Com esse modelo, portanto, o hospital deixa de ser reativo e passa a ser proativo, navegando o paciente de forma estruturada ao longo de toda a internação.

A UpFlux e o módulo de Internação e Desospitalização

A UpFlux desenvolveu o módulo de Internação e Desospitalização exatamente para tornar esse cenário uma realidade operacional. Tudo o que foi descrito — monitoramento contínuo do processo de internação, alertas automáticos, controle de SLAs, panorama consolidado por médico, especialidade e convênio, e integração entre decisão clínica e processos administrativos — é o que a solução entrega na prática, de forma estruturada e orientada a resultados.

O resultado que a navegação do paciente internado, feita com tecnologia e inteligência operacional, é capaz de entregar: menos diárias excedentes, mais receita preservada, melhor qualidade assistencial e uma experiência superior para o paciente.

Conclusão: cuidar da navegação do paciente internado é gerir melhor!

O paciente internado não é um número em uma planilha. Mas para cuidar bem dele, o hospital precisa de dados, processos organizados e monitoramento em tempo real sobre tudo o que acontece ao seu redor.
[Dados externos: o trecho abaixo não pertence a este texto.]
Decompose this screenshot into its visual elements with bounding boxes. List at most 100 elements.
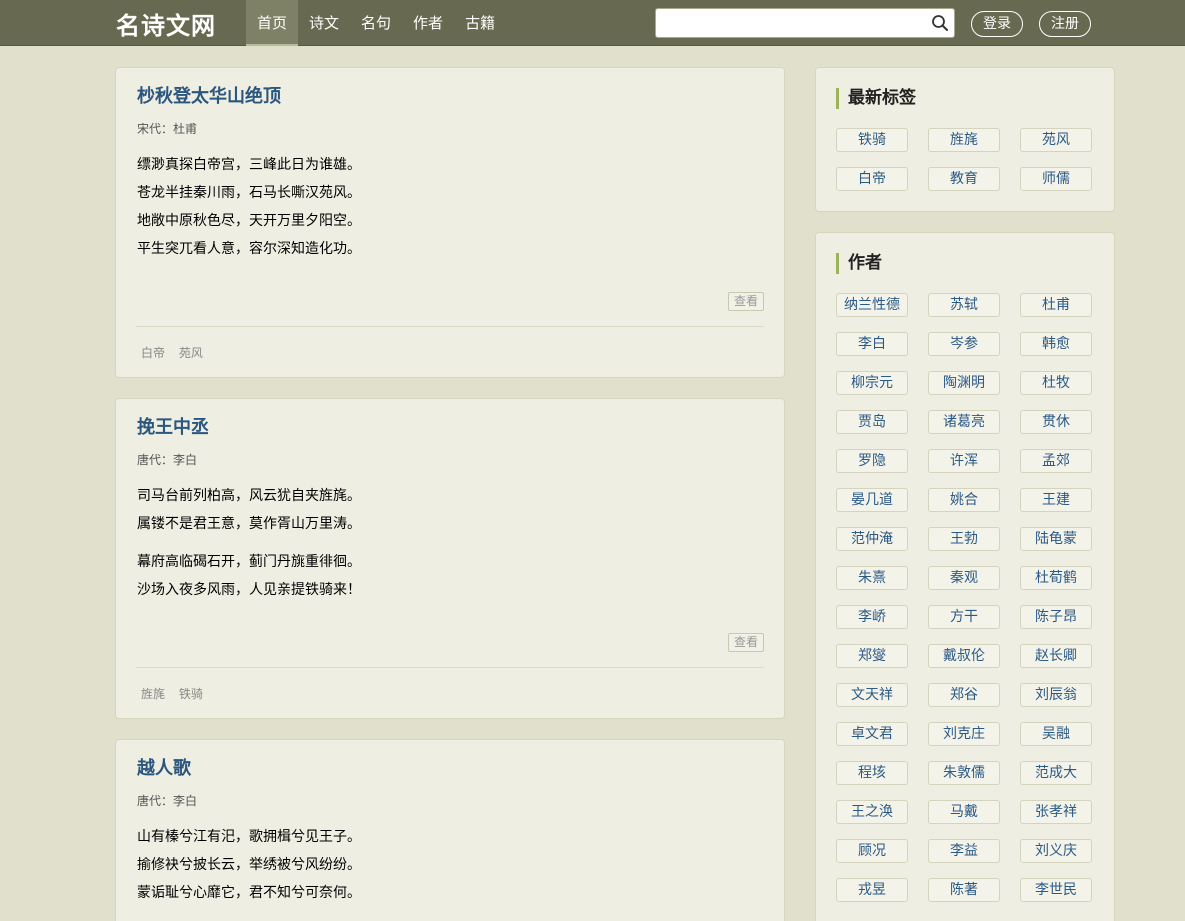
author-chip[interactable]: 马戴 bbox=[928, 800, 1000, 824]
author-chip[interactable]: 吴融 bbox=[1020, 722, 1092, 746]
author-chip[interactable]: 顾况 bbox=[836, 839, 908, 863]
poem-line: 缥渺真探白帝宫，三峰此日为谁雄。 bbox=[137, 157, 361, 173]
poem-line: 幕府高临碣石开，蓟门丹旐重徘徊。 bbox=[137, 554, 361, 570]
author-chip[interactable]: 姚合 bbox=[928, 488, 1000, 512]
tag-chip[interactable]: 旌旄 bbox=[928, 128, 1000, 152]
poem-tag[interactable]: 旌旄 bbox=[141, 687, 165, 701]
poem-stanza: 幕府高临碣石开，蓟门丹旐重徘徊。 沙场入夜多风雨，人见亲提铁骑来！ bbox=[137, 548, 361, 604]
card-divider bbox=[136, 326, 764, 327]
author-chip[interactable]: 方干 bbox=[928, 605, 1000, 629]
search-box bbox=[655, 8, 955, 38]
poem-source: 唐代：李白 bbox=[137, 794, 198, 808]
author-chip[interactable]: 杜荀鹤 bbox=[1020, 566, 1092, 590]
poem-body: 司马台前列柏高，风云犹自夹旌旄。 属镂不是君王意，莫作胥山万里涛。 幕府高临碣石… bbox=[137, 482, 361, 604]
author-chip[interactable]: 陶渊明 bbox=[928, 371, 1000, 395]
author-chip[interactable]: 许浑 bbox=[928, 449, 1000, 473]
tag-chip[interactable]: 师儒 bbox=[1020, 167, 1092, 191]
poem-tag[interactable]: 苑风 bbox=[179, 346, 203, 360]
poem-tags: 白帝 苑风 bbox=[141, 344, 213, 361]
author-chip[interactable]: 柳宗元 bbox=[836, 371, 908, 395]
author-chip[interactable]: 戴叔伦 bbox=[928, 644, 1000, 668]
poem-stanza: 山有榛兮江有汜，歌拥楫兮见王子。 揄修袂兮披长云，举绣被兮风纷纷。 蒙诟耻兮心靡… bbox=[137, 823, 361, 907]
poem-title[interactable]: 越人歌 bbox=[137, 754, 191, 780]
poem-tag[interactable]: 铁骑 bbox=[179, 687, 203, 701]
nav-item-poems[interactable]: 诗文 bbox=[298, 0, 350, 46]
poem-line: 蒙诟耻兮心靡它，君不知兮可奈何。 bbox=[137, 885, 361, 901]
poem-line: 平生突兀看人意，容尔深知造化功。 bbox=[137, 241, 361, 257]
author-chip[interactable]: 李峤 bbox=[836, 605, 908, 629]
author-grid: 纳兰性德 苏轼 杜甫李白 岑参 韩愈柳宗元 陶渊明 杜牧贾岛 诸葛亮 贯休罗隐 许浑 孟郊晏几道 姚合… bbox=[836, 293, 1096, 902]
author-chip[interactable]: 贾岛 bbox=[836, 410, 908, 434]
poem-card: 杪秋登太华山绝顶 宋代：杜甫 缥渺真探白帝宫，三峰此日为谁雄。 苍龙半挂秦川雨，… bbox=[115, 67, 785, 378]
nav-item-home[interactable]: 首页 bbox=[246, 0, 299, 46]
author-chip[interactable]: 范成大 bbox=[1020, 761, 1092, 785]
author-chip[interactable]: 王建 bbox=[1020, 488, 1092, 512]
author-chip[interactable]: 诸葛亮 bbox=[928, 410, 1000, 434]
author-chip[interactable]: 刘辰翁 bbox=[1020, 683, 1092, 707]
search-input[interactable] bbox=[656, 9, 926, 37]
author-chip[interactable]: 陆龟蒙 bbox=[1020, 527, 1092, 551]
author-chip[interactable]: 李白 bbox=[836, 332, 908, 356]
author-chip[interactable]: 贯休 bbox=[1020, 410, 1092, 434]
poem-line: 地敞中原秋色尽，天开万里夕阳空。 bbox=[137, 213, 361, 229]
poem-source: 唐代：李白 bbox=[137, 453, 198, 467]
poem-stanza: 缥渺真探白帝宫，三峰此日为谁雄。 苍龙半挂秦川雨，石马长嘶汉苑风。 地敞中原秋色… bbox=[137, 151, 361, 263]
latest-tags-title: 最新标签 bbox=[836, 88, 916, 109]
view-button[interactable]: 查看 bbox=[728, 292, 764, 311]
poem-line: 属镂不是君王意，莫作胥山万里涛。 bbox=[137, 516, 361, 532]
author-chip[interactable]: 卓文君 bbox=[836, 722, 908, 746]
author-chip[interactable]: 文天祥 bbox=[836, 683, 908, 707]
author-chip[interactable]: 李世民 bbox=[1020, 878, 1092, 902]
author-chip[interactable]: 王勃 bbox=[928, 527, 1000, 551]
latest-tags-panel: 最新标签 铁骑 旌旄 苑风 白帝 教育 师儒 bbox=[815, 67, 1115, 212]
main-nav: 首页 诗文 名句 作者 古籍 bbox=[246, 0, 506, 46]
poem-source: 宋代：杜甫 bbox=[137, 122, 198, 136]
author-chip[interactable]: 刘义庆 bbox=[1020, 839, 1092, 863]
tag-chip[interactable]: 白帝 bbox=[836, 167, 908, 191]
author-chip[interactable]: 戎昱 bbox=[836, 878, 908, 902]
poem-tag[interactable]: 白帝 bbox=[141, 346, 165, 360]
author-chip[interactable]: 陈著 bbox=[928, 878, 1000, 902]
nav-item-classics[interactable]: 古籍 bbox=[454, 0, 506, 46]
site-logo[interactable]: 名诗文网 bbox=[116, 6, 216, 41]
author-chip[interactable]: 郑燮 bbox=[836, 644, 908, 668]
author-chip[interactable]: 朱敦儒 bbox=[928, 761, 1000, 785]
poem-tags: 旌旄 铁骑 bbox=[141, 685, 213, 702]
author-chip[interactable]: 朱熹 bbox=[836, 566, 908, 590]
author-chip[interactable]: 张孝祥 bbox=[1020, 800, 1092, 824]
author-chip[interactable]: 韩愈 bbox=[1020, 332, 1092, 356]
author-chip[interactable]: 罗隐 bbox=[836, 449, 908, 473]
author-chip[interactable]: 陈子昂 bbox=[1020, 605, 1092, 629]
author-chip[interactable]: 郑谷 bbox=[928, 683, 1000, 707]
poem-line: 苍龙半挂秦川雨，石马长嘶汉苑风。 bbox=[137, 185, 361, 201]
author-chip[interactable]: 秦观 bbox=[928, 566, 1000, 590]
author-chip[interactable]: 杜牧 bbox=[1020, 371, 1092, 395]
tag-chip[interactable]: 教育 bbox=[928, 167, 1000, 191]
poem-line: 山有榛兮江有汜，歌拥楫兮见王子。 bbox=[137, 829, 361, 845]
author-chip[interactable]: 范仲淹 bbox=[836, 527, 908, 551]
poem-title[interactable]: 杪秋登太华山绝顶 bbox=[137, 82, 281, 108]
search-icon[interactable] bbox=[931, 14, 949, 32]
tag-chip[interactable]: 铁骑 bbox=[836, 128, 908, 152]
author-chip[interactable]: 纳兰性德 bbox=[836, 293, 908, 317]
author-chip[interactable]: 赵长卿 bbox=[1020, 644, 1092, 668]
nav-item-authors[interactable]: 作者 bbox=[402, 0, 454, 46]
view-button[interactable]: 查看 bbox=[728, 633, 764, 652]
register-button[interactable]: 注册 bbox=[1039, 11, 1091, 37]
author-chip[interactable]: 刘克庄 bbox=[928, 722, 1000, 746]
author-chip[interactable]: 岑参 bbox=[928, 332, 1000, 356]
login-button[interactable]: 登录 bbox=[971, 11, 1023, 37]
author-chip[interactable]: 孟郊 bbox=[1020, 449, 1092, 473]
poem-line: 沙场入夜多风雨，人见亲提铁骑来！ bbox=[137, 582, 361, 598]
poem-title[interactable]: 挽王中丞 bbox=[137, 413, 209, 439]
authors-title: 作者 bbox=[836, 253, 882, 274]
author-chip[interactable]: 程垓 bbox=[836, 761, 908, 785]
author-chip[interactable]: 王之涣 bbox=[836, 800, 908, 824]
tag-chip[interactable]: 苑风 bbox=[1020, 128, 1092, 152]
author-chip[interactable]: 杜甫 bbox=[1020, 293, 1092, 317]
author-chip[interactable]: 晏几道 bbox=[836, 488, 908, 512]
author-chip[interactable]: 苏轼 bbox=[928, 293, 1000, 317]
author-chip[interactable]: 李益 bbox=[928, 839, 1000, 863]
top-navigation-bar: 名诗文网 首页 诗文 名句 作者 古籍 登录 注册 bbox=[0, 0, 1185, 46]
nav-item-quotes[interactable]: 名句 bbox=[350, 0, 402, 46]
Quando o hospital pratica a navegação do paciente internado de forma estruturada, o paciente sai melhor atendido, e a instituição passa a operar com mais produtividade e menor custo.

A UpFlux está pronta para transformar a gestão da internação no seu hospital! Fale com nossos especialistas e descubra como o módulo de Internação e Desospitalização pode gerar resultados reais para a sua instituição.

Perguntas Frequentes 

O que é navegação do paciente internado?

A navegação do paciente internado o monitoramento ativo de cada etapa do processo de internação, da admissão à alta, com o objetivo de eliminar gargalos, reduzir diárias excedentes e integrar decisões clínicas aos processos administrativos.

Por que o tempo de permanência hospitalar impacta as finanças do hospital?

Porque convênios remuneram com base em tabelas de permanência prevista (DRG, SIGTAP). Internações que superam esse tempo geram diárias excedentes não remuneradas — custo que o hospital absorve sem compensação.

Qual a diferença entre alta médica e alta hospitalar?

A alta médica é a decisão clínica do médico de liberar o paciente. A alta hospitalar é a efetivação dessa saída, que depende de uma cadeia de processos: enfermagem, farmácia, faturamento e logística. Quando esses processos não estão integrados, o leito permanece bloqueado por horas após a decisão clínica.

Como a tecnologia de process intelligence ajuda na navegação do paciente internado?

Ao integrar-se ao sistema hospitalar (HIS/ERP), a tecnologia mapeia cada etapa do processo de internação em tempo real, identifica desvios de padrão e emite alertas automáticos para que gestores possam agir antes que gargalos gerem prejuízo financeiro ou assistencial.